Leider besteht derzeit die Gefahr, dass vorlauter Kleingeist und als Zeichen des Sparwillens bei der Abstimmung über das weitere Schicksal des Gebäudes das Pendel in eine andere Richtung – nämlich die einer reinen Notlösung – ausschlägt. Dies könnte nicht nur den zehn Architekturbüros, die derzeit ihre Vorschläge bearbeiten, die Motivation nehmen, alle Spielräume auszuschöpfen und sorgfältig durchgearbeitete Beiträge abzuliefern, sondern wäre auch ein Armutszeugnis für unsere Republik. Seit dem abgesagten Umbau des Plenarsaals, der bereits 2008 Gegenstand eines Architekturwettbewerbs war, zugunsten einer größeren Lösung wurde auf allen möglichen Seiten bereits genug Porzellan zerschlagen. Mögen die Parlamentarier endlich den Mut aufbringen, einem der wichtigsten Baudenkmäler in diesem Land eine würdige Zukunft zu bereiten.
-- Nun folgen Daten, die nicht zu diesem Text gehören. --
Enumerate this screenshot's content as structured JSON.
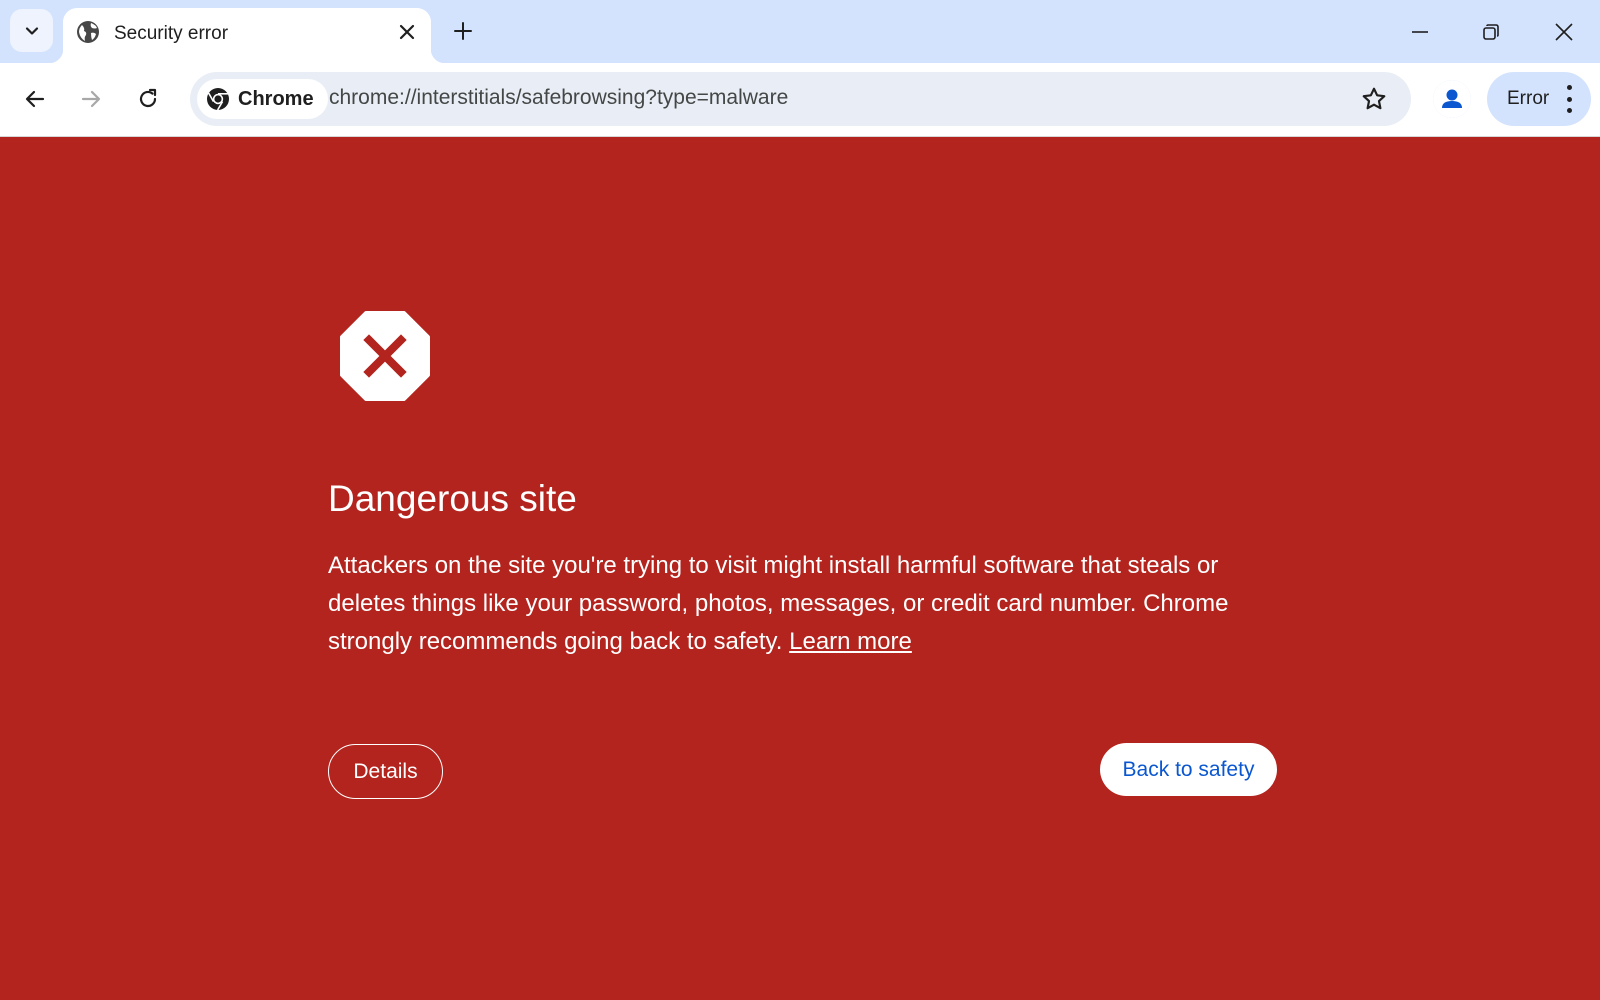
{
  "tab": {
    "title": "Security error"
  },
  "omnibox": {
    "chip_label": "Chrome",
    "url": "chrome://interstitials/safebrowsing?type=malware"
  },
  "profile_chip": {
    "label": "Error"
  },
  "icons": {
    "tab_search": "chevron-down-icon",
    "favicon": "globe-icon",
    "tab_close": "close-icon",
    "new_tab": "plus-icon",
    "minimize": "minimize-icon",
    "restore": "restore-icon",
    "window_close": "close-icon",
    "back": "arrow-left-icon",
    "forward": "arrow-right-icon",
    "reload": "reload-icon",
    "chrome": "chrome-logo-icon",
    "bookmark": "star-icon",
    "avatar": "person-icon",
    "menu": "kebab-menu-icon",
    "danger": "stop-octagon-x-icon"
  },
  "interstitial": {
    "heading": "Dangerous site",
    "description": "Attackers on the site you're trying to visit might install harmful software that steals or deletes things like your password, photos, messages, or credit card number. Chrome strongly recommends going back to safety.",
    "learn_more": "Learn more",
    "details_button": "Details",
    "back_button": "Back to safety"
  },
  "colors": {
    "tabstrip_bg": "#d3e3fd",
    "page_bg": "#b3241e",
    "primary_button_text": "#0b57d0",
    "omnibox_bg": "#e9eef6"
  }
}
Der monströse juristische Aufwand, mit dem das Projekt betrieben wird, und die Kontrolle durch Transparency International können im besten Fall für Rechtssicherheit und Korruptionsfreiheit sorgen. Architektonische Qualität ermöglicht oder verhindert in erster Linie das Wollen oder das Desinteresse der Entscheidungsträger.

Seit ein paar Wochen erhalten die Abgeordneten regelmäßig „Urlaubsgrüße aus Österreich“. Die von der Plattform Baukultur verschickten Postkarten zeigen keine Bilder, die den Schmäh von der gern beschworenen Idylle des Umweltmusterlandes Österreich untermauern, sondern solche, die veranschaulichen, in wie vielen Bereichen eine verantwortungsvolle Bau- und Raumordnungspolitik dringend nottäte. Missstände wie die fortschreitende Zersiedelung und Flächenversiegelung verschandeln nicht nur die Landschaft, sondern stellen auch enorme Kostenfaktoren für die Allgemeinheit dar, gegen die der Preis einer ordentlichen Parlamentssanierung eine Petitesse ist. Die Baukultur hat im Plenum des Nationalrates zwar keine große Lobby, vernunftbegabte Menschen an den entscheidenden Positionen sollten aber langsam erkennen, dass es Handlungsbedarf gibt, und daher den schönen Worten zur Baukultur Taten folgen lassen.